Wir können die Defizite in unserem Verständnis aufarbeiten, wir können uns von mancher Prägung lösen und uns der Frage nach den Wurzeln stellen. Diese mündet in die Frage nach der Beziehung zu Israel.

In welche Richtung sollen wir gehen? Gehen wir zu unseren Glaubenswurzeln zurück? Zu welchen? Zu den selbsterwählten der Kirchengeschichte, oder zu den biblischen? Das ist eine Entscheidung, die wir grundsätzlich treffen müssen, die wir aber nur dann treffen können, wenn uns diese Unterscheidung bewusst ist.

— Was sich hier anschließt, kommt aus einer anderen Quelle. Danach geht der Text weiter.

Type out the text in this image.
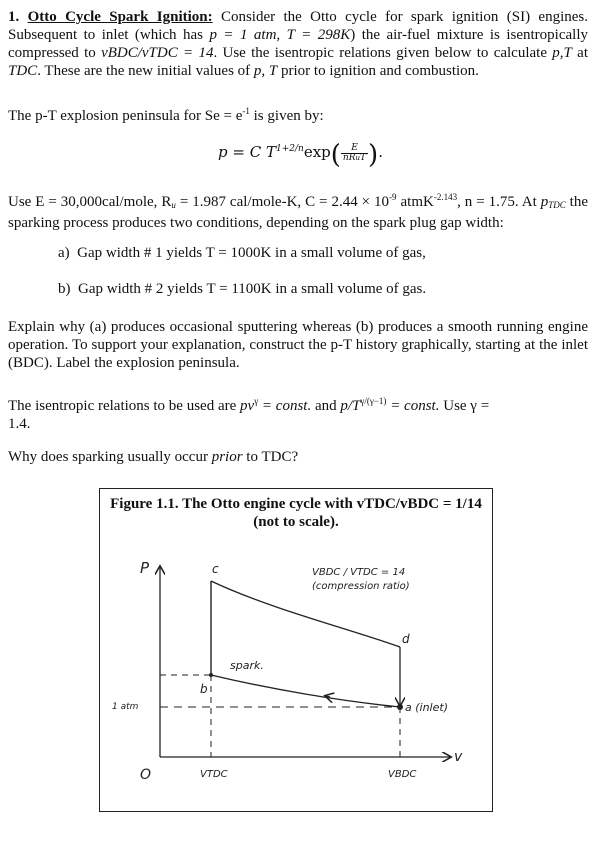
1. Otto Cycle Spark Ignition: Consider the Otto cycle for spark ignition (SI) engines. Subsequent to inlet (which has p = 1 atm, T = 298K) the air-fuel mixture is isentropically compressed to vBDC/vTDC = 14. Use the isentropic relations given below to calculate p,T at TDC. These are the new initial values of p, T prior to ignition and combustion.
The p-T explosion peninsula for $Se = e^{-1}$ is given by:
p = C $T^{1+2/n}\exp( \frac{E}{\text{nRuT}}$ ).
Use E = 30,000cal/mole, $R_u = 1.987$ cal/mole-K, $C = 2.44 \times 10^{-9}$ atmK$^{-2.143}$, n = 1.75. At $p_{TDC}$ the sparking process produces two conditions, depending on the spark plug gap width:
a) Gap width # 1 yields T = 1000K in a small volume of gas,
b) Gap width # 2 yields T = 1100K in a small volume of gas.
Explain why (a) produces occasional sputtering whereas (b) produces a smooth running engine operation. To support your explanation, construct the p-T history graphically, starting at the inlet (BDC). Label the explosion peninsula.
The isentropic relations to be used are $pv^\gamma$ = const. and $p/T^{\gamma/(\gamma-1)}$ = const. Use γ =
1.4.
Why does sparking usually occur prior to TDC?
Figure 1.1. The Otto engine cycle with vTDC/vBDC = 1/14
(not to scale).
P
v
O
c
b
d
a (inlet)
1 atm
VTDC	VBDC
spark.
VBDC / VTDC = 14
(compression ratio)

Wir können bewusst leben aus dieser Abhängigkeit zu Israel, wie Paulus sie  beschrieben hat. Wir brauchen den Saft des edlen Ölbaums, sonst verhungern wir geistlich. Ein prophetisches Bild in der Bibel, das auch die Beziehung zwischen Juden und Christen beschreibt, finden wir im Buch Ruth. Ruth trifft die Entscheidung, mit ihrer Schwiegermutter Naomi in deren Heimat zurückzukehren. Ruth sagt zu Naomi. „Dein Gott ist mein Gott!“ Es ist wichtig, dass wir das hören und verstehen. Sie sagt nicht: Mein Gott muss deiner werden, dann kann ich mit dir gehen, sondern sie sagt: „Dein Gott ist mein Gott!“ Hören wir auf das, was Gott in seinem Wort sagt: „Höret das Wort des Ewigen, ihr Völker und meldet in fernen Eilanden und sprecht: Er, der Israel zerstreut, sammelt es und hütet es wie ein Hirte seine Herde.“ (Jeremia 31, 10)

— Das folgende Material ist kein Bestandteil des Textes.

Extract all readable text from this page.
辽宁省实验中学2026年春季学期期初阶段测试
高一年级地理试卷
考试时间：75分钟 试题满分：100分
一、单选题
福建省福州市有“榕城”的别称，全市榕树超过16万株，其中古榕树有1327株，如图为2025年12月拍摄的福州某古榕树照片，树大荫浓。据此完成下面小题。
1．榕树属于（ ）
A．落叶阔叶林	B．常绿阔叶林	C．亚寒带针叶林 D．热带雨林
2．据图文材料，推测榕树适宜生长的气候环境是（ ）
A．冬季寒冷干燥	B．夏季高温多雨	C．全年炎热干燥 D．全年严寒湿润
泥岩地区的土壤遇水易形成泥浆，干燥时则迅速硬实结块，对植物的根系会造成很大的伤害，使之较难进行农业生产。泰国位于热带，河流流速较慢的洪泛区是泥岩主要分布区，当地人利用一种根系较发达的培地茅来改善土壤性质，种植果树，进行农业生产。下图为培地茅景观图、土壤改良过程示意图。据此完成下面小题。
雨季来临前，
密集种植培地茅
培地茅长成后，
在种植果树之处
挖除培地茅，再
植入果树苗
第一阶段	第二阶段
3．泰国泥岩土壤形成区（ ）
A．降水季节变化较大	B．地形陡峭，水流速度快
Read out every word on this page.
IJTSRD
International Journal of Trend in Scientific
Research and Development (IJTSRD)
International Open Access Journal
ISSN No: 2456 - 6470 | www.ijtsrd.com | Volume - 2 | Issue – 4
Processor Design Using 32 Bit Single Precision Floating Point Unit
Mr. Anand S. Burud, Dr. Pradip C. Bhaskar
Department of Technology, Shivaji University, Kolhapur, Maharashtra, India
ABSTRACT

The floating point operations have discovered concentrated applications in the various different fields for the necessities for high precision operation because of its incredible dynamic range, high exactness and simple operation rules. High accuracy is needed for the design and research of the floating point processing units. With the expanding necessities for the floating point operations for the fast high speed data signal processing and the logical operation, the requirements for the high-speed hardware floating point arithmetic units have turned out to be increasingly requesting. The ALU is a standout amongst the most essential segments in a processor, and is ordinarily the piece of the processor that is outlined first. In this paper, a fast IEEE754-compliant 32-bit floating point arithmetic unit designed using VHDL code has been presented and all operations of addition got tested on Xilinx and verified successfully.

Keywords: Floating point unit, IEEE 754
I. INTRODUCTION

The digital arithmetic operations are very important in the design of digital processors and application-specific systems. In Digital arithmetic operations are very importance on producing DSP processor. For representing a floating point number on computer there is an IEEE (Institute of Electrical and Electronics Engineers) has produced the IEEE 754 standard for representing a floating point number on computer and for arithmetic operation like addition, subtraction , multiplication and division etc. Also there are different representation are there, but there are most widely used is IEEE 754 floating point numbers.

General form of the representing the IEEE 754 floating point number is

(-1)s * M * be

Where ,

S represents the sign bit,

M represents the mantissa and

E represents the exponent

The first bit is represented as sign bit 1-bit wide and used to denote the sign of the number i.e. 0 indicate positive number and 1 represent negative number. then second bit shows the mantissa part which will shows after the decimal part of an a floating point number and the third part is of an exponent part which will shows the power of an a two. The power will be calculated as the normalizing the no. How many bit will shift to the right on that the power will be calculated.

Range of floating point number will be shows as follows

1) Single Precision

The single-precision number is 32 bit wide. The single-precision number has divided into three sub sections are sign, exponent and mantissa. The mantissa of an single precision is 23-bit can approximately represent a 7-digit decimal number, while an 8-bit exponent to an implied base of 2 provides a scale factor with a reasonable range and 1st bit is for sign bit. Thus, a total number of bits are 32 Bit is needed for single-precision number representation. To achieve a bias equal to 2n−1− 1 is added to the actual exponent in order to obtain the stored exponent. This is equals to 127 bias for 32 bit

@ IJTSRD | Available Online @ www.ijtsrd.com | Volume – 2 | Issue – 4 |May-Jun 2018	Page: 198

Wir sollten uns der Geschichte stellen, uns mit ihr beschäftigen, Auslegungsmuster erkennen, die aus Traditionen entstanden und nicht biblisch begründet sind. Ein verändertes Denken ist erforderlich. Ein Herauslösen aus Denkmustern unserer Kultur. Wir müssen uns an biblischen Aussagen orientieren und traditionelle Auslegungen hinterfragen. Auch in christlichen Liedern sind antijüdische Aussagen enthalten, oder wir stoßen auf Beispiele der „Ersatz-Theologie“. Umdenken ist ein Prozess, manchmal auch ein schmerzlicher, denn er erfordert, sich von liebgewordenen Gewohnheiten zu trennen. Aber wir müssen diesen Weg einschlagen, wenn wir nicht am Ziel vorbeilaufen wollen. Als in den Ölbaum Eingepfropfte brauchen wir  die ständige und wesenhafte Lebensverbindung zu unseren jüdischen Wurzeln. Das ist nicht ein einmaliges Wissen, ein Segen, der übernommen wird, sondern es geht um eine Lebensverbindung.